Par Ibrahima Dieng à Dakar 

L’attaque terroriste perpétrée le 19 février près de Kayes, région située sur la frontière commune sénégalo-malienne, non loin des villes sénégalaises de Kédougou et Tambacounda, a sonné comme une piqure de rappel à Dakar. En réalité, le pays n’avait pas attendu cet épisode pour parer à la menace terroriste dans une Afrique de l’Ouest est en proie ces dernières années à une instabilité sécuritaire.

Par son mode opératoire et ses cibles, l’opération terroriste aux alentours de Kayes, sud-est du Mali, présentait un caractère stratégique puisqu’elle visait un poste de gendarmerie et un bureau de la douane. Les assaillants sont ensuite repartis avec quelques armes, des motos. Kayes, au Mali, présente les mêmes caractéristiques que Kédougou et Tambacounda, au Sénégal :  exploitation des richesses minières et aurifères ainsi que la pauvreté accrue et le chômage des jeunes, malgré les généreuses ressources du sous-sol.

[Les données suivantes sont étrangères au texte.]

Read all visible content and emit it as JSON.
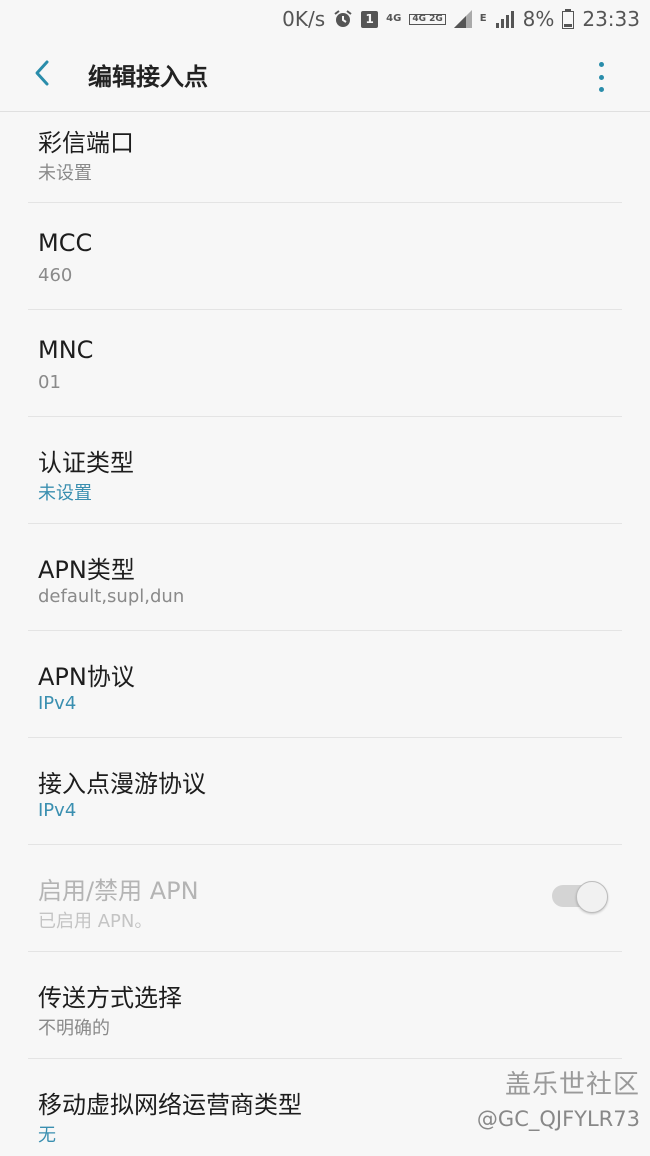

Pour le journaliste sénégalais et auteur de plusieurs sur le terrorisme dans le Sahel dont la dernière en date est « Insécurité au Sahel. Sortir de la crise», paru aux Editions du Carré culturel en février 2025, Mouth Bane, l’offensive terroriste est une alerte évidente et sérieuse pour le Sénégal. Car, selon lui, une analyse lucide amène à constater la progression des groupes terroristes du Nord vers le Sud du Mali, en traversant la capitale Bamako. « Nous aurons véritablement des craintes. Comment les groupes violents ont-ils réussi à traverser tout le territoire malien du nord jusqu’à sud (de Kidal à Kayes), en échappant à la vigilance des forces maliennes ? C’est de la défaillance des services maliens. Cette situation de fragilité dévoilée par les défaillances du côté malien devrait interpeler les autorités sénégalaises », considère le spécialiste. 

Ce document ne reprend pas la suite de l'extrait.